I’m sorry. That sounds awful. These Oreos aren’t awful. They’re pretty good, actually. Just not as Oreo-y as you’d expect them to be.

The Most Oreo Oreo package.

I’m not sure if I was late finding these in stores, but I wound up ordering them from Target. Yes, a UPS delivery person actually dropped a box containing The Most Oreo Oreo cookies off at my house. They were surprisingly intact.

A bag of Lay’s Game day Chili chips.

Lay’s Game Day Chili

I was going to save these for the Super Bowl, but I wound up eating them during the State of the Union. Caitlin asked me if I wanted chips that taste like meat when I bought them at the grocery store a few weeks ago, but they didn’t taste like meat. (I’ve enjoyed the Wendy’s Baconator Pringles, so “chips that taste like meat” doesn’t scare me.) I dunno, they’re like a BBQ chip with a little more on them?

Odds and Ends
The fifteen minifigs included in the Rivendell set. / LEGO

Lego returns to Middle-earth

Lego unveiled a massive new Lord of the Rings set this past week. The upcoming Rivendell set clocks in at 6,167 pieces for $499.99. The set comes with 15 minifigs, including several new and updated characters. Rivendell goes on sale on March 18, but if you’re a VIP member (it’s free), you’ll be able to order yours on March 15.

This is a fantastic set, but it’s not one I’m going to be adding to my collection. I have several smaller Lord of the Rings and The Hobbit sets from the last time the franchise was available in Lego form, but this isn’t really where my collection is centered. I’m also out of space for massive sets like this. It’s a weird problem to have.

‘I will burn them out of time’: Kang the Conquerer featurette

Man, I hope I don’t have Covid when it comes time to see Ant-Man and the Wasp: Quantumania when it comes out. (I mean, I have multiple reasons why I don’t want Covid, but this is definitely on the list.)

Jonathan Majors as Kang is one of the main reasons I’m excited to see this movie. Marvel released a new featurette focusing on the next big bad of the MCU, highlighting how powerful and dangerous he is.

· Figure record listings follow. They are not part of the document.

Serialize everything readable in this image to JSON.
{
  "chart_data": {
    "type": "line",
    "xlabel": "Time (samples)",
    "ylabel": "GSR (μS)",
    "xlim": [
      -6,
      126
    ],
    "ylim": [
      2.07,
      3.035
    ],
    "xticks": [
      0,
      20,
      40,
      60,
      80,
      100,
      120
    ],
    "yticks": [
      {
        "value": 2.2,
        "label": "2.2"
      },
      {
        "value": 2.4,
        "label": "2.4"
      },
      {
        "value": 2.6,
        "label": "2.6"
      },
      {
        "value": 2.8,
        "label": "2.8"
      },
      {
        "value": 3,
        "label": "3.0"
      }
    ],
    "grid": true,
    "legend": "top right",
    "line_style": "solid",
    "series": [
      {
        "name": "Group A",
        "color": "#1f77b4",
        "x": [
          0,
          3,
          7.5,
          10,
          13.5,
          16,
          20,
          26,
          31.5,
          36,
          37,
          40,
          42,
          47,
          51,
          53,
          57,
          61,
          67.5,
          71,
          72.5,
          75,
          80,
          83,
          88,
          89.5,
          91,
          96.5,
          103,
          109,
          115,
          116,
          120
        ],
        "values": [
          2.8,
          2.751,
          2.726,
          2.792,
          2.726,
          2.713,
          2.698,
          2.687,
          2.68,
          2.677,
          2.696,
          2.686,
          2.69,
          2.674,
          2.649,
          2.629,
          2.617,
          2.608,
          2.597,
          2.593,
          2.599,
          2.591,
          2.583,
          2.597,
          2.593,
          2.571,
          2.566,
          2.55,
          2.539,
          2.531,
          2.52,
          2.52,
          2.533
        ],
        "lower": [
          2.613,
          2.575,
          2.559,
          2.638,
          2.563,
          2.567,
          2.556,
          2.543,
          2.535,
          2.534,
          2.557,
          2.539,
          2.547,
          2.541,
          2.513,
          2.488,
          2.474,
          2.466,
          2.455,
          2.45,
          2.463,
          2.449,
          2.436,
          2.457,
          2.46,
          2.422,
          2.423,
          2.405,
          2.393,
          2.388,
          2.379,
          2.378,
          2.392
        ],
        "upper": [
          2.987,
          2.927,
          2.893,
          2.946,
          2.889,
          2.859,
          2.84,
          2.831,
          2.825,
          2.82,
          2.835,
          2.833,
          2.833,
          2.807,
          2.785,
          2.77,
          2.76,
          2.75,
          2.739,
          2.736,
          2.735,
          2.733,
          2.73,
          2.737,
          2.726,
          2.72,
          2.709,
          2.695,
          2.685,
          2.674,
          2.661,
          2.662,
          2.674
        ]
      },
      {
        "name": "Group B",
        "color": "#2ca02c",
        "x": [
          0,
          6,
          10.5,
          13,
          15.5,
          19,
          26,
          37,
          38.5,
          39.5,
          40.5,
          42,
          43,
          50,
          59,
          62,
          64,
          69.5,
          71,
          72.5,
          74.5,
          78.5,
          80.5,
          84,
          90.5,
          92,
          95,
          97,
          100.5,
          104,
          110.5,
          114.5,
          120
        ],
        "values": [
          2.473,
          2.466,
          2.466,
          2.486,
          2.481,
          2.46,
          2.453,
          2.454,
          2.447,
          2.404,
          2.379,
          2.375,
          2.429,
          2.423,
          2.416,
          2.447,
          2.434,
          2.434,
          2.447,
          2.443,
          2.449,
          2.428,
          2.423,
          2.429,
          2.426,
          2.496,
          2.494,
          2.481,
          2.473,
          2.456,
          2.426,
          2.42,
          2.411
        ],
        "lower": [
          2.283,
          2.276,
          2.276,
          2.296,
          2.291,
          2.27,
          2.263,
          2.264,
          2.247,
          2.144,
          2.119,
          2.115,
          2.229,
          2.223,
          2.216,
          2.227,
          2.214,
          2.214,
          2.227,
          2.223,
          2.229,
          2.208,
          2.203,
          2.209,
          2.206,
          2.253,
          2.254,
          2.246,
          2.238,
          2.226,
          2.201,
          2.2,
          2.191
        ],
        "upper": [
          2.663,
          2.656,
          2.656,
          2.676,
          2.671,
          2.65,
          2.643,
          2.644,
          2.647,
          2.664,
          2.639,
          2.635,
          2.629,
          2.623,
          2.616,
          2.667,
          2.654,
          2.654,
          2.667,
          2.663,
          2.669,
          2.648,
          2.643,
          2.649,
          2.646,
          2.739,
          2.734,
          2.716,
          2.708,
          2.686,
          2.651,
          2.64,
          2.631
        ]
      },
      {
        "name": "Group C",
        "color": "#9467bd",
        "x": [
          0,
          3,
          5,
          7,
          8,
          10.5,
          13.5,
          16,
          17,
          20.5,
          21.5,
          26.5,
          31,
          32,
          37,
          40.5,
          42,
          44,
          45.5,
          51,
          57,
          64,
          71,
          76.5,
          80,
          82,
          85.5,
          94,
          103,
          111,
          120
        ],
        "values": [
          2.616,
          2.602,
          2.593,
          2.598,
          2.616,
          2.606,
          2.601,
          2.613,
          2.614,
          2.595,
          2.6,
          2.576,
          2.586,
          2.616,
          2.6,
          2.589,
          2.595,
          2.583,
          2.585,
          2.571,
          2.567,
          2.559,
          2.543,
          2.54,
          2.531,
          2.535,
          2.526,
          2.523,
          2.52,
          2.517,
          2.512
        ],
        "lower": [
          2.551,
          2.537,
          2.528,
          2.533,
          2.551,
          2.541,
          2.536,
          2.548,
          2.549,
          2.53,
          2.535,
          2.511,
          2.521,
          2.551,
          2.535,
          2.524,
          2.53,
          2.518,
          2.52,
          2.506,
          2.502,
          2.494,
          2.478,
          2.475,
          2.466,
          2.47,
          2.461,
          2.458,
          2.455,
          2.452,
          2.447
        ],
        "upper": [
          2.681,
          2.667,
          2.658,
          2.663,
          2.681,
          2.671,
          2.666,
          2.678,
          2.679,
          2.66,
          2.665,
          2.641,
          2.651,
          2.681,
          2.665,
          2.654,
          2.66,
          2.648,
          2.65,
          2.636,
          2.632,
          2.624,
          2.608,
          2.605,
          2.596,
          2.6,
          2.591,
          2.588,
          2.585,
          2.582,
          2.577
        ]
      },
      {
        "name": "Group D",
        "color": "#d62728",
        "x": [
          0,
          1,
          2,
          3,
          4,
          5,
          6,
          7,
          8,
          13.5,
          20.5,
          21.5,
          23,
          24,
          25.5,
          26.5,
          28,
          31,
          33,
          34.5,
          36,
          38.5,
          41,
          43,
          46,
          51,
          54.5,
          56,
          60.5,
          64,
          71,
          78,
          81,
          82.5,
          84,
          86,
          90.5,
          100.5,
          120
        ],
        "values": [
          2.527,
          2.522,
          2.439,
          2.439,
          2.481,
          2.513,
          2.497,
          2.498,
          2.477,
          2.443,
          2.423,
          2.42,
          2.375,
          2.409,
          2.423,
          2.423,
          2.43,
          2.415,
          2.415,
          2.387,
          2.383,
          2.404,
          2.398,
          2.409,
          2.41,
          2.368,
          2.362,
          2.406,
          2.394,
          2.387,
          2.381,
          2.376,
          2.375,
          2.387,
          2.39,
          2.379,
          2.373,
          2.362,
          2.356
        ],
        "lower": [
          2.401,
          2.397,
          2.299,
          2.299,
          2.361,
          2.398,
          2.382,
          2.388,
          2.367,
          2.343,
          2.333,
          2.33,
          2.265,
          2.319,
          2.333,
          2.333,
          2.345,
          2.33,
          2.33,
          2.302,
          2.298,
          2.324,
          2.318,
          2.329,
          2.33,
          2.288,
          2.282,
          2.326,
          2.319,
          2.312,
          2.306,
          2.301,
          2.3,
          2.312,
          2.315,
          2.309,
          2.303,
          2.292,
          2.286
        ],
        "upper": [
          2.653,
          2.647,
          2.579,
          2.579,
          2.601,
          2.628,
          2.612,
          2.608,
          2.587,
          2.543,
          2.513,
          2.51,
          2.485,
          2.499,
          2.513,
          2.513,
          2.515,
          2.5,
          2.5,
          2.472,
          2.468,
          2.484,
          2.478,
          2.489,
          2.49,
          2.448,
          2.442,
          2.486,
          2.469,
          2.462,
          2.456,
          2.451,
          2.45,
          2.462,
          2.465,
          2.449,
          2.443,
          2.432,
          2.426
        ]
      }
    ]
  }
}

I’ve said this before, but it really needs to be noted that we’re watching Kevin Feige, Majors and the MCU craft the villain for this saga with a plan from the beginning. Sure, Thanos and the Infinity Saga more than worked out, but that was thanks to a throwaway credit scene in The Avengers and a ton of luck.

Okoye ponders a challenge to throne in Wakanda Forever deleted scene

This is an unexpected Black Panther: Wakanda Forever deleted scene. Ryan Coogler and team appear to have completed scrubbed the film of any hint of a storyline where Okoye put forth a challenge to be the next ruler of Wakanda.

Disney also celebrated earlier in the week the news that Wakanda Forever was the biggest Disney+ premiere to date.